“The only way to be safe is to leave the country.”

Headshots of two men.
Roger LeMoyne (left) and Darren Ell (right).

Interview with photographer Darren Ell. Darren’s work, along with the work of fellow photographer Roger LeMoyne, is the basis of Crossing Lines: A New Age of Immigration, a beautiful and haunting exhibition currently on display at the Museum until March 24, 2024.

 

Content warning: The following article describes a moment of physical violence.

Why are you drawn to the stories of migrants in border regions?

There are many things one can do with photography. Shooting sports or marine photography. There's a million ways to use it. I think it comes from personal convictions and curiosity about the world. And I think it comes from a desire to do something useful with my abilities.

Do you get to know some of the people you're photographing and is there anybody that sticks out in your memory?

On the Mexico-American border, I went across into Matamoros, at the very bottom of Texas. And I met several families there and got to know them and their stories. And gosh, you know, a dad was speaking out a little too much, and he got murdered right in front of his daughter- point blank in the head… And they said, “We have to get out of here. I have a young child.” And that story repeats itself in different parts of the world- people that are fleeing for their lives.

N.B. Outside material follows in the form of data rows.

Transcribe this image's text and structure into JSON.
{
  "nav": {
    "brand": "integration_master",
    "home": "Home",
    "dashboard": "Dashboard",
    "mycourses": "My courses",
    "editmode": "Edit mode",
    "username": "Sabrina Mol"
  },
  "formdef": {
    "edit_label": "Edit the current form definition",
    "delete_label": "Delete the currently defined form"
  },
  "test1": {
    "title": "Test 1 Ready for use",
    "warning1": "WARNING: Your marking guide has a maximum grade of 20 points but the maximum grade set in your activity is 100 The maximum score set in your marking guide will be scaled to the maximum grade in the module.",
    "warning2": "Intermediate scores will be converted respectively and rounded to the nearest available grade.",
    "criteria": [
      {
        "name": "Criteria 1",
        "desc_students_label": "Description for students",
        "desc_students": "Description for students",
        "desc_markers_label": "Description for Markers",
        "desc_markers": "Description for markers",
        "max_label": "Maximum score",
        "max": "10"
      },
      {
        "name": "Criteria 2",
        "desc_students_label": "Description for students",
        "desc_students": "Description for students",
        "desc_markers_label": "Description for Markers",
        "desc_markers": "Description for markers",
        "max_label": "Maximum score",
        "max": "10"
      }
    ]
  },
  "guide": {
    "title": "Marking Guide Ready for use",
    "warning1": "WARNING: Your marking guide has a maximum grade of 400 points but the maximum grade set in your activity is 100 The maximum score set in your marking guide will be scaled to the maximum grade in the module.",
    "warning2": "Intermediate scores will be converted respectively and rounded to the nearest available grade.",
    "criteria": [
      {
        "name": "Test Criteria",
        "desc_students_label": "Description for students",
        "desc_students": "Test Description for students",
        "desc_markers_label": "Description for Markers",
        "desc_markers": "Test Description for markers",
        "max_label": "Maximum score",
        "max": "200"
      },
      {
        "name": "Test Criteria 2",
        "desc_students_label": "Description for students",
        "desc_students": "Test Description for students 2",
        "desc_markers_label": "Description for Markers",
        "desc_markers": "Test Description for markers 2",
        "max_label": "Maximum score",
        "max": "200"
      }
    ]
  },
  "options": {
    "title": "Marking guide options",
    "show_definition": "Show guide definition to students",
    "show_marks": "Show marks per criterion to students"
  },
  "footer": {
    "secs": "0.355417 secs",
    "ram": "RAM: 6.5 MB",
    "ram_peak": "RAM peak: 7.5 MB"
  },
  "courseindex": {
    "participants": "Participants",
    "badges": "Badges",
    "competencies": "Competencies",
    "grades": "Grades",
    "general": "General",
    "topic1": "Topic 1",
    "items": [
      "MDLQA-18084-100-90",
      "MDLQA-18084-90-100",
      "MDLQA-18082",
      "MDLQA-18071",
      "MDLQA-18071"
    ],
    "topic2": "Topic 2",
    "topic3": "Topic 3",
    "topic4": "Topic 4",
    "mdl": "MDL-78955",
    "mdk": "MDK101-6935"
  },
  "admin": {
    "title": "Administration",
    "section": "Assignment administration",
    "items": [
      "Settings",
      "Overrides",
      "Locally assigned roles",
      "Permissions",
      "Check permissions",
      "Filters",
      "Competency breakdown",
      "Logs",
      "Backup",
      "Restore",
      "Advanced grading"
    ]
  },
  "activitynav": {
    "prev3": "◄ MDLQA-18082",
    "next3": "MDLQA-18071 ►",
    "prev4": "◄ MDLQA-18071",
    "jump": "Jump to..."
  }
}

Have you found that there are similarities between migrants in different border regions, regardless of wherever they are?

They're always running from something. Most countries are very afraid that if they open their borders, there'll be a flood of people. But I don't know how true that is, because people don't want to leave their homeland. You have to be very desperate to do that. They're all doing it logically. It's very rational.

You meet people who are teachers, lawyers, people who are in their country doing what we're doing in our country. But things have deteriorated, or they have been threatened because of certain things going on in the society. They have understood that the only way to be safe is to leave the country.

One of the things that happens when you go to these places is it challenges what you may think about a certain place. For example, if we think of Syria, the average reader of a newspaper or someone who watches the news may just think it's overrun by extremists. We don't really understand what it's like in [Damascus] or in Homs. The people I met were teachers, doctors, professionals. They said, “I had a great life before all this descended into chaos.” I think it creates empathy. “Hey, I can relate to that guy. I'm a professional myself. I can relate to what that must be like.”

A woman wearing a hijab pulls a suitcase through a wooded area.
A migrant mother from Yemen leads her family across the Canadian border at Roxham Road, Quebec, March 5, 2017. Photo by Darren Ell.

Have you ever been at risk while you've been out shooting photographs?

In Haiti, in downtown Port of Prince. There was a demonstration, and it got hot between demonstrators and the Haitian police. And they were firing tear gas and so forth. And my fixer* and other journalists from Haiti grabbed me and just literally forced me out of there. He said, “These guys are brutal, so do not get in their way.”

I haven't done combat photography. I haven't been in a full-on war zone, so I don't know what that is like.

How is your work different from Roger's?

Roger is really, really good at catching something, filling a frame with multiple levels of activity. There's a lot of complexity to his photojournalistic images. He's got a beautiful sense of framing. And he's very careful, I think, in his editing and his shooting to get something that keeps you busy when you're looking at it.

My work can sometimes be more static. I'll take two hours in a dump site with life jackets and come out with a pretty interesting series of images. There's nobody there, there's no action. I might work a little in a little slower manner. So maybe that is one element.

An in-person discussion with Darren Ell and Roger LeMoyne will be held at the Museum on February 7, 2024. Register for the event here to save your seat.


*A fixer is someone hired to help a journalist navigate in a foreign culture or environment. Fixers, who are often journalists themselves, serve as guides and translators and are essential to the work of foreign journalists.